Attualmente, i centri per migranti costruiti in Albania ospitano solo poche decine di persone, e secondo uno studio recente dell’università di Bari, costano caro: per ogni posto disponibile nel centro di Gjadër sono stati spesi oltre 153mila euro, a fronte dei 21mila circa spesi in una struttura analoga allestita a Porto Empedocle, in provincia di Agrigento.
La reazione di Palazzo Chigi
In una nota Palazzo Chigi eseprime sorpresa sulla decisione della Corte di Giustizia Ue. "Ancora una volta la giurisdizione, questa volta europea, rivendica spazi che non le competono, a fronte di responsabilità che sono politiche.
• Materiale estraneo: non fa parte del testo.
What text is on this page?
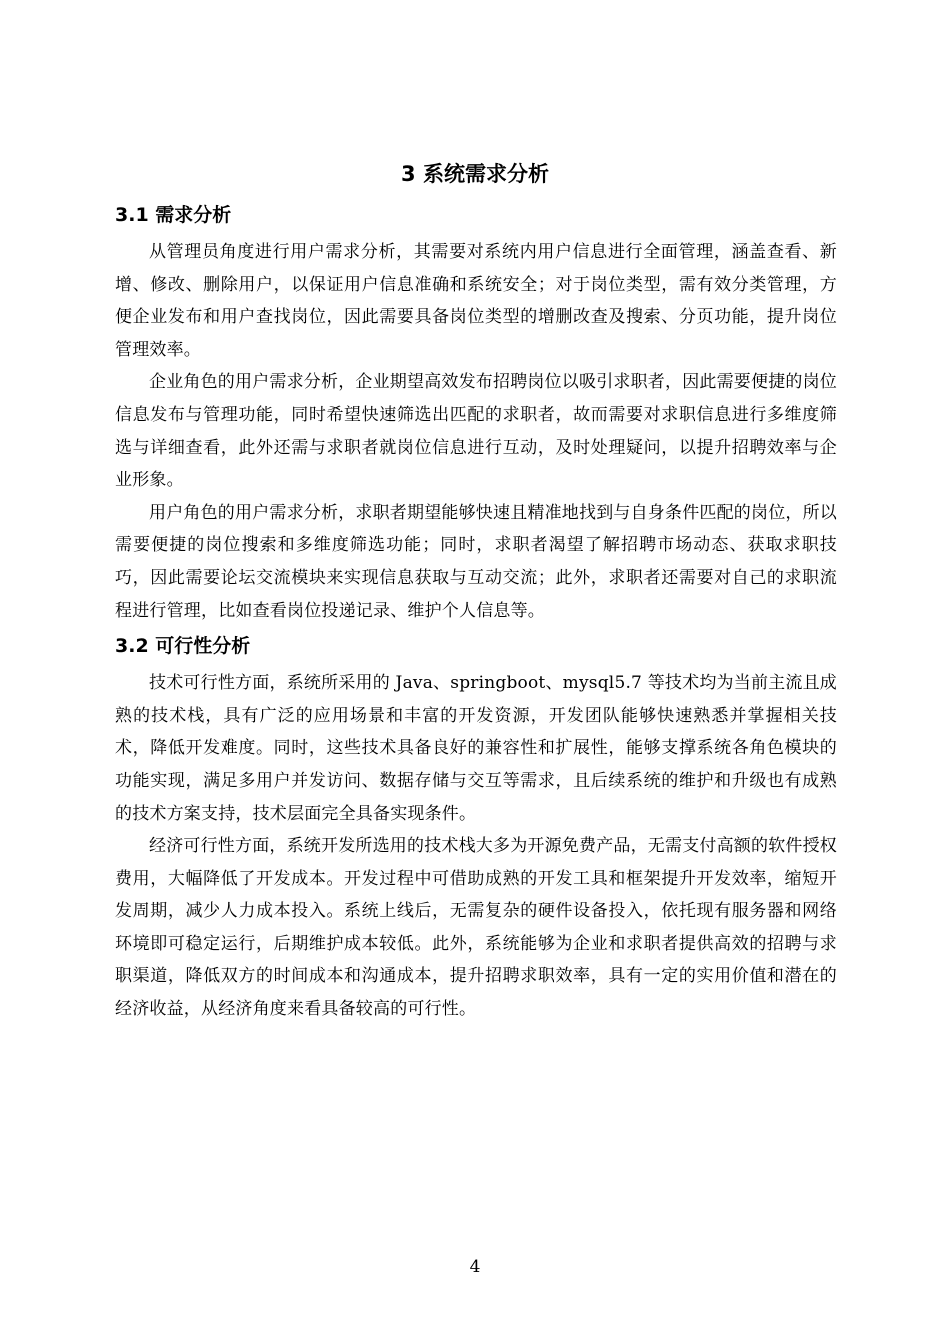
3 系统需求分析
3.1 需求分析

从管理员角度进行用户需求分析，其需要对系统内用户信息进行全面管理，涵盖查看、新增、修改、删除用户，以保证用户信息准确和系统安全；对于岗位类型，需有效分类管理，方便企业发布和用户查找岗位，因此需要具备岗位类型的增删改查及搜索、分页功能，提升岗位管理效率。

企业角色的用户需求分析，企业期望高效发布招聘岗位以吸引求职者，因此需要便捷的岗位信息发布与管理功能，同时希望快速筛选出匹配的求职者，故而需要对求职信息进行多维度筛选与详细查看，此外还需与求职者就岗位信息进行互动，及时处理疑问，以提升招聘效率与企业形象。

用户角色的用户需求分析，求职者期望能够快速且精准地找到与自身条件匹配的岗位，所以需要便捷的岗位搜索和多维度筛选功能；同时，求职者渴望了解招聘市场动态、获取求职技巧，因此需要论坛交流模块来实现信息获取与互动交流；此外，求职者还需要对自己的求职流程进行管理，比如查看岗位投递记录、维护个人信息等。

3.2 可行性分析

技术可行性方面，系统所采用的 Java、springboot、mysql5.7 等技术均为当前主流且成熟的技术栈，具有广泛的应用场景和丰富的开发资源，开发团队能够快速熟悉并掌握相关技术，降低开发难度。同时，这些技术具备良好的兼容性和扩展性，能够支撑系统各角色模块的功能实现，满足多用户并发访问、数据存储与交互等需求，且后续系统的维护和升级也有成熟的技术方案支持，技术层面完全具备实现条件。

经济可行性方面，系统开发所选用的技术栈大多为开源免费产品，无需支付高额的软件授权费用，大幅降低了开发成本。开发过程中可借助成熟的开发工具和框架提升开发效率，缩短开发周期，减少人力成本投入。系统上线后，无需复杂的硬件设备投入，依托现有服务器和网络环境即可稳定运行，后期维护成本较低。此外，系统能够为企业和求职者提供高效的招聘与求职渠道，降低双方的时间成本和沟通成本，提升招聘求职效率，具有一定的实用价值和潜在的经济收益，从经济角度来看具备较高的可行性。

4
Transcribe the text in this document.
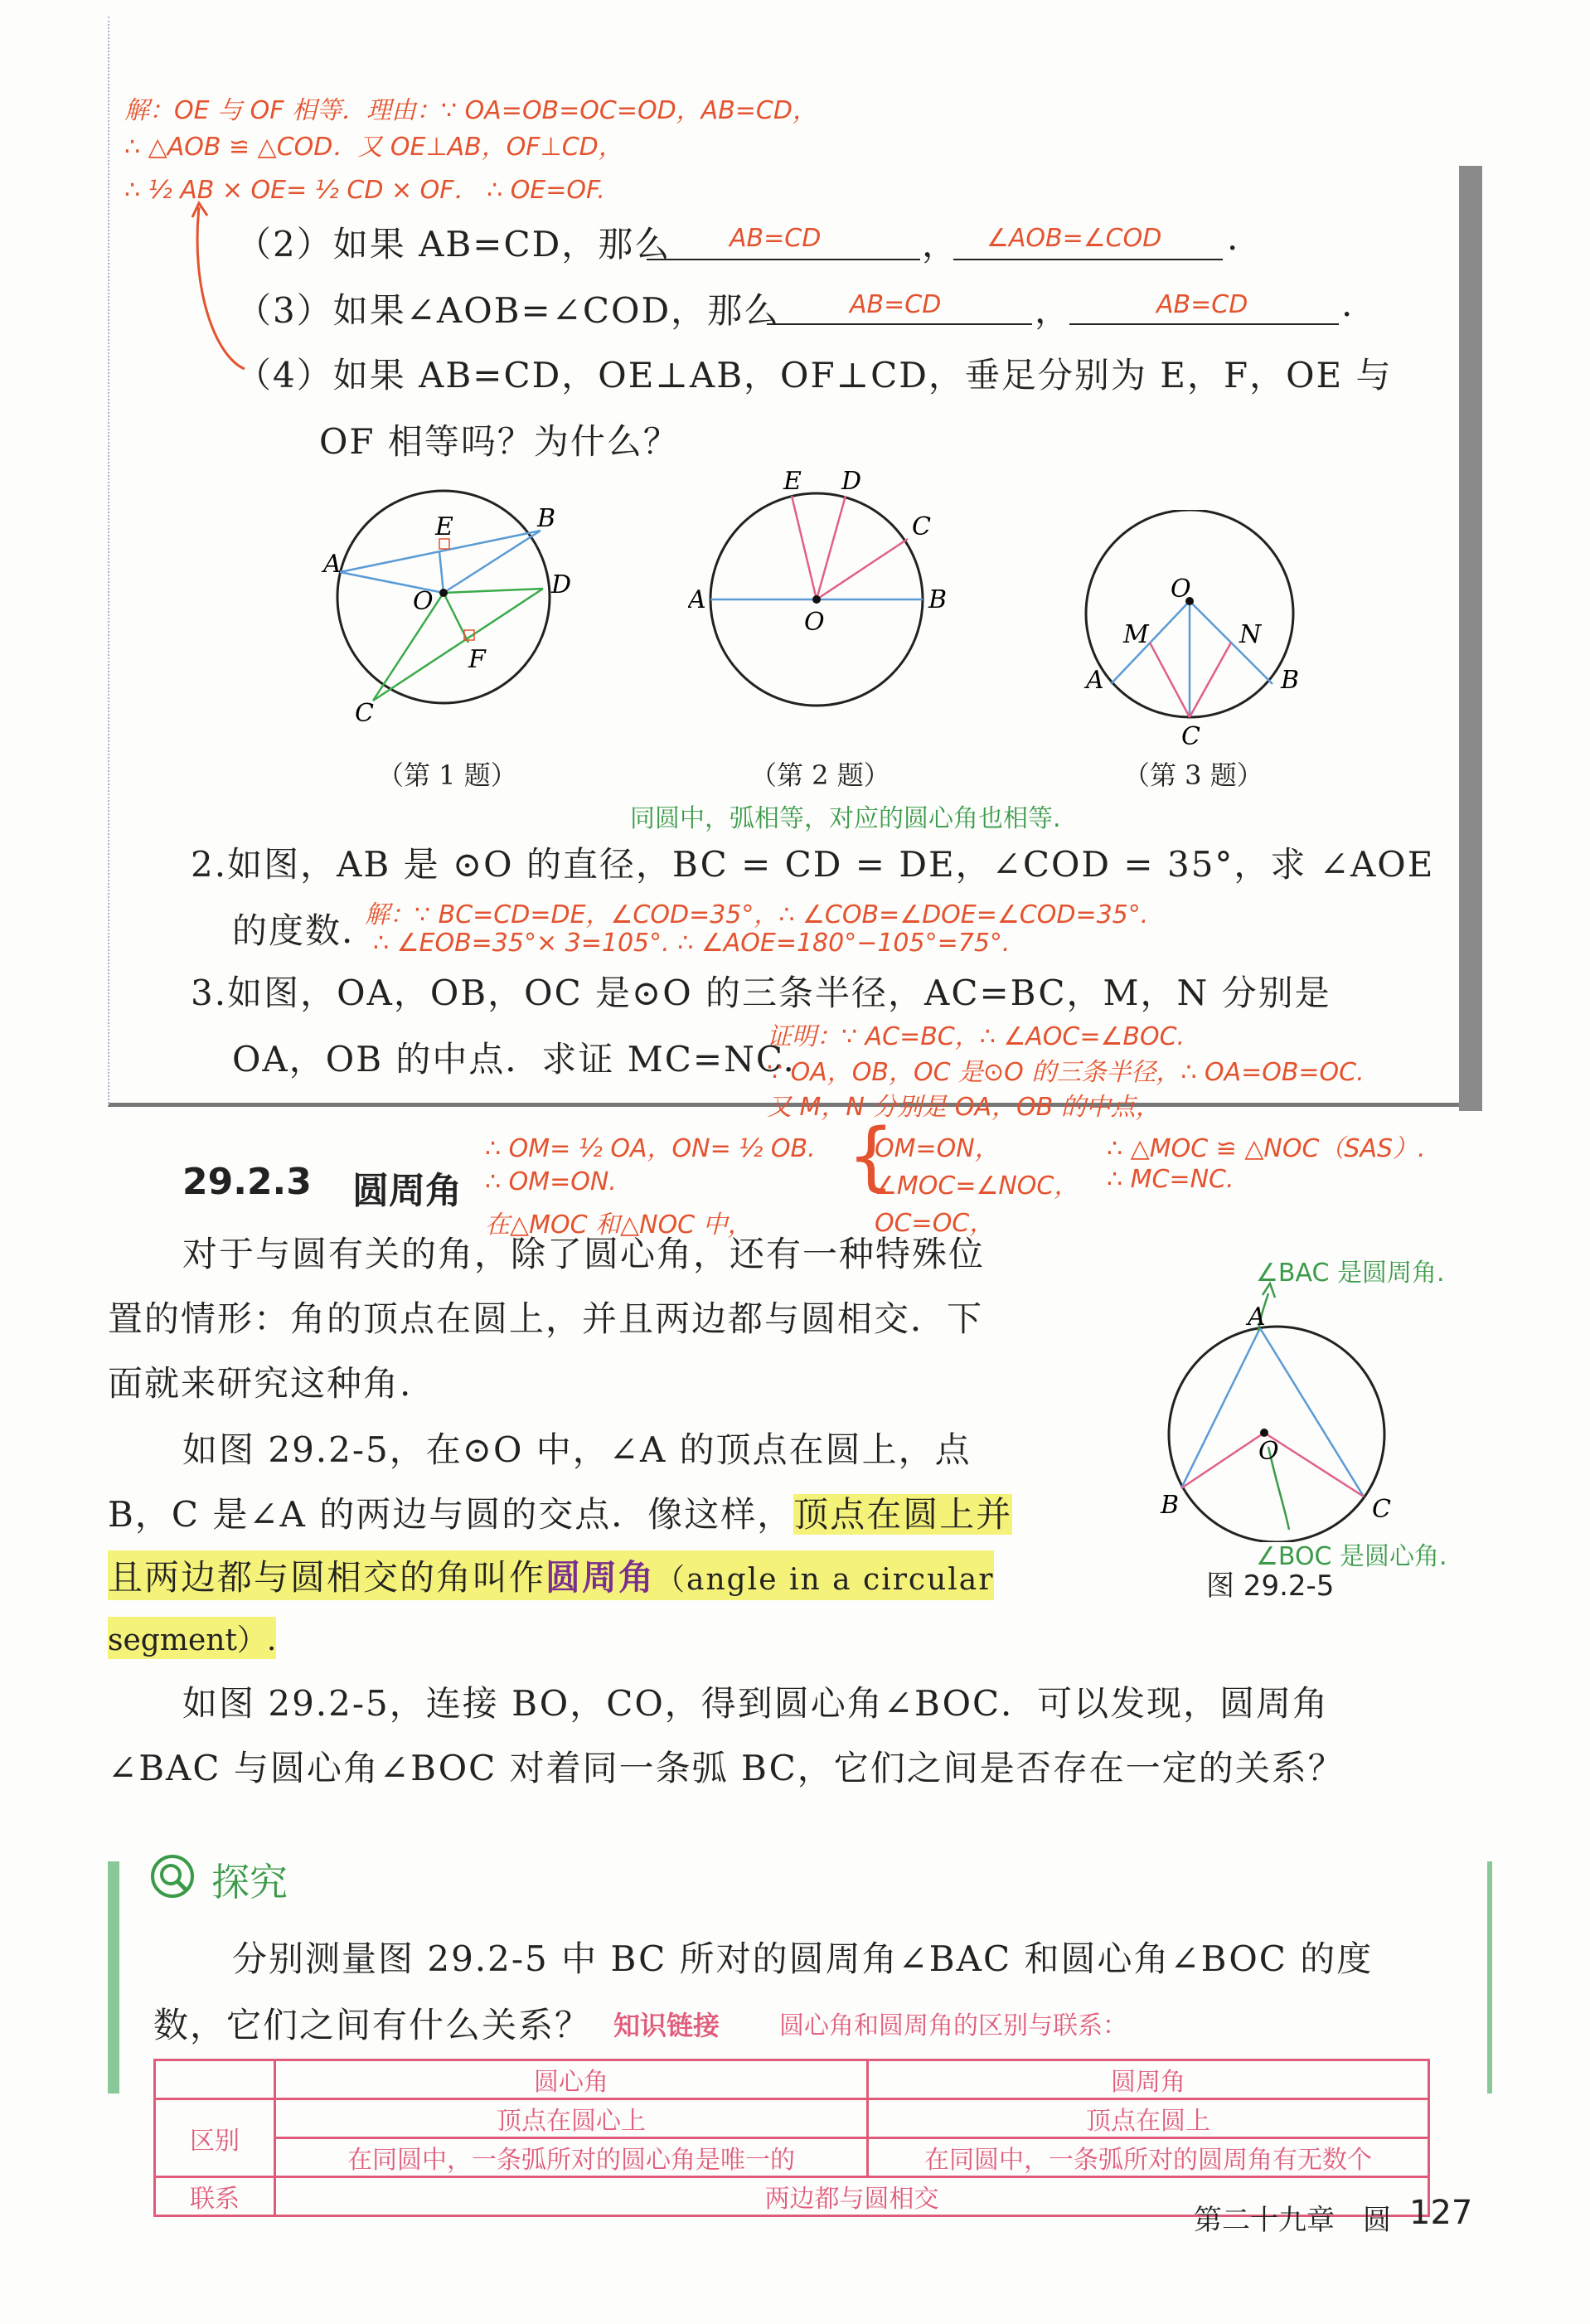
解：OE 与 OF 相等．理由：∵ OA=OB=OC=OD，AB=CD，
∴ △AOB ≌ △COD．又 OE⊥AB，OF⊥CD，
∴ ½ AB × OE= ½ CD × OF． ∴ OE=OF.
（2）如果 AB=CD，那么 AB=CD	， ∠AOB=∠COD .
（3）如果∠AOB=∠COD，那么	AB=CD	，	AB=CD	.
（4）如果 AB=CD，OE⊥AB，OF⊥CD，垂足分别为 E，F，OE 与
OF 相等吗？为什么？
A
E	B
O
D
F
C
E D
C
A	B
O
O
M	N
A	B
C
（第 1 题）	（第 2 题）	（第 3 题）
同圆中，弧相等，对应的圆心角也相等.
2.如图，AB 是 ⊙O 的直径，BC = CD = DE，∠COD = 35°，求 ∠AOE
的度数. 解：∵ BC=CD=DE，∠COD=35°，∴ ∠COB=∠DOE=∠COD=35°.
∴ ∠EOB=35°× 3=105°. ∴ ∠AOE=180°−105°=75°.
3.如图，OA，OB，OC 是⊙O 的三条半径，AC=BC，M，N 分别是
OA，OB 的中点．求证 MC=NC.
证明：∵ AC=BC，∴ ∠AOC=∠BOC.
∵ OA，OB，OC 是⊙O 的三条半径，∴ OA=OB=OC.
又 M，N 分别是 OA，OB 的中点，
∴ OM= ½ OA，ON= ½ OB.
∴ OM=ON.
在△MOC 和△NOC 中，
{
OM=ON，
∠MOC=∠NOC，
OC=OC，
∴ △MOC ≌ △NOC（SAS）.
∴ MC=NC.
29.2.3 圆周角
对于与圆有关的角，除了圆心角，还有一种特殊位
置的情形：角的顶点在圆上，并且两边都与圆相交．下
面就来研究这种角.
如图 29.2-5，在⊙O 中，∠A 的顶点在圆上，点
B，C 是∠A 的两边与圆的交点．像这样，顶点在圆上并
且两边都与圆相交的角叫作圆周角（angle in a circular
segment）.
∠BAC 是圆周角.
A
O
B	C
∠BOC 是圆心角.
图 29.2-5
如图 29.2-5，连接 BO，CO，得到圆心角∠BOC．可以发现，圆周角
∠BAC 与圆心角∠BOC 对着同一条弧 BC，它们之间是否存在一定的关系？
探究
分别测量图 29.2-5 中 BC 所对的圆周角∠BAC 和圆心角∠BOC 的度
数，它们之间有什么关系？ 知识链接 圆心角和圆周角的区别与联系：
	圆心角	圆周角
区别	顶点在圆心上	顶点在圆上
	在同圆中，一条弧所对的圆心角是唯一的	在同圆中，一条弧所对的圆周角有无数个
联系	两边都与圆相交	
第二十九章　圆 127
La Corte di Giustizia Ue decide di consegnare a un qualsivoglia giudice nazionale la decisione non sui singoli casi, bensì sulla parte della politica migratoria relativa alla disciplina dei rimpatri e delle espulsioni degli irregolari”. Il governo italiano ha aggiunto che “la decisione della Corte indebolisce le politiche di contrasto all’immigrazione illegale di massa e di difesa dei confini nazionali”, giudicando “singolare” che tale scelta arrivi a pochi mesi dall’entrata in vigore del nuovo Patto europeo su migrazione e asilo.
Schlein (Pd): "Governo non ha letto le leggi italiane"
"La Corte europea ha dato torto al governo italiano", ha commentato Elly Schlein, segretaria del Partito democratico. "Si prendano la responsabilità di non aver letto le leggi italiane ed europee e di aver fatto una scelta illegale con centri inumani in Albania che calpestano i diritti fondamentali di migranti e richiedenti asilo"
Fratoianni (Avs): “Una sconfitta per la propaganda del governo”
Non si è fatta attendere nemmeno la reazione del leader di Sinistra Italiana, Nicola Fratoianni (Alleanza Verdi e Sinistra), che ha definito la sentenza "un macigno" sulle politiche migratorie del governo Meloni: “Una pesante sconfitta senza appello per chi ha orchestrato un'indegna campagna di propaganda sulla pelle di esseri umani”. Fratoianni ha poi aggiunto: “Erano arrivati a dire che i giudici che rispettavano la legge fossero degli eversori. Non era, e non è, affatto così.”